Charting the Unknown

How Computer Mapping at Harvard Became GIS

By Nick Chrisman

2006

This review is a bit like a post-modern piece of art, dangerously self-referential, but, hopefully, also 'true'.

I chose to work in the field of GIS, Geographic Information Services, shortly after completing a Senior Thesis on the subject of Higher Education and Economic Development. I chose the field upon becoming aware of some of the, uh, public-private 'business' practices around the economic development career track - I think a good choice, especially as I'd already had some exposure to the GIS field through government land use internships.

I wasn't actually aware that the software package I worked the most with, ESRI's ArcGIS, was a product of the same factors, and place, I studied as an Undergraduate. A such I found this book particularly interesting. This, also, is the first bit of dangerous self-reference.
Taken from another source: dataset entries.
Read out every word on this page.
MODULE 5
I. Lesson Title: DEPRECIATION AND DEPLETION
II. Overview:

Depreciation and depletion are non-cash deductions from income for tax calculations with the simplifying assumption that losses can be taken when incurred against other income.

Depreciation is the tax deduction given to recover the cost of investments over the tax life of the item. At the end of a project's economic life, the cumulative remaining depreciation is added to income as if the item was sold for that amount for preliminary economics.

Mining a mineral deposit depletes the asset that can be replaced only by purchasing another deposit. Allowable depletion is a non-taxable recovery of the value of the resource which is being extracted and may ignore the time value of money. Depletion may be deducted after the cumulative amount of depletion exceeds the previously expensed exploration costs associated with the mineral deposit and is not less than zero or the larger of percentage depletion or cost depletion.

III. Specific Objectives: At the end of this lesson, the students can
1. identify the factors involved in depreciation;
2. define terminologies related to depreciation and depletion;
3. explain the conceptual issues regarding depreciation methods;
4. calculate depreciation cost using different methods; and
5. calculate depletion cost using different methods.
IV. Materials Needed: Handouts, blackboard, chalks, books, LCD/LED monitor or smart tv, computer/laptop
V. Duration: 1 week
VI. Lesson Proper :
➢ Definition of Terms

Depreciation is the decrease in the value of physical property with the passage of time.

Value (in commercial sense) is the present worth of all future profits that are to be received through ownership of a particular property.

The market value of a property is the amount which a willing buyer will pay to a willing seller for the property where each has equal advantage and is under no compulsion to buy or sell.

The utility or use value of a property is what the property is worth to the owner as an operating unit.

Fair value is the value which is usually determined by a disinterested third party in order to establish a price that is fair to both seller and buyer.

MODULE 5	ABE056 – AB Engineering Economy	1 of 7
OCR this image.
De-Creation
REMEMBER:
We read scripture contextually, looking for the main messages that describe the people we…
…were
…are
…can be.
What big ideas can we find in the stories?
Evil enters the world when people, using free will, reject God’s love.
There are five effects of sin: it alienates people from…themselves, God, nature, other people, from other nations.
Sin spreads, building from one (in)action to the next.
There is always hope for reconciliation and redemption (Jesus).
The author, Nick Chrisman, was one of two GIS professors at the University of Washington Department of Geography a program I attended for a year - so this made it doubly dangerous, but also multiplied the personal attraction of this book.

Chrisman was on a sabbatical the year I was there, curiously at MIT, the number one computer economic development education engine in Mass.

Worse though was the fact that the chair of this department, Bill Beyers, was the leading academic on local economic development subjects (which the Econ department wouldn't touch).

I was hoping to be able to continue my economic development work academically while also furthering my professional credentials and skills. In retrospect what happened was the chair of the department freaked out and pulled a pre-emptive Nifong type attack on my credibility, destroying the economic development of my career and spreading the weaknesses of economic development into the field of GIS.

Dangerously, this provided me with an answer to some of the problems I discovered in my research, but that's another story. Beyers would go on to himself address the subject of high tech and economic development in higher education - I wouldn't call it plagiarism - but, rather, a supreme example of the stupid criminal - repeating the same mistake I discovered in research and spreading it in Washington State, rather than actually consulting a qualified expert on the subject.

The end result of this may well have been the complete corruption of much of the University of Washington.

As I said, dangerously self-referential, but still, true.

Chrisman seems to like Beyers - and he is, or rather, was, a well intentioned individual. He cites Beyers favorably in talking about the UW, but completely ignores the name of his fellow GIS instructor, Tim Nyerges. The best conclusion about what Beyers is about came to me from the Geography Demographer Richard Morrill. Like Beyers Morrill was also engaged in the outside world, but, unlike Beyers, he did it all for free.

We talked about this in the context of my career and he warned me about the risks of trying to make money from the personal knowledge of observing how Beyers ended up getting 'owned' by the legal forces that control public private partnerships locally. I think they are still friends, but Morrill, and adviser of mine, would resign from the UW within a year of my incident.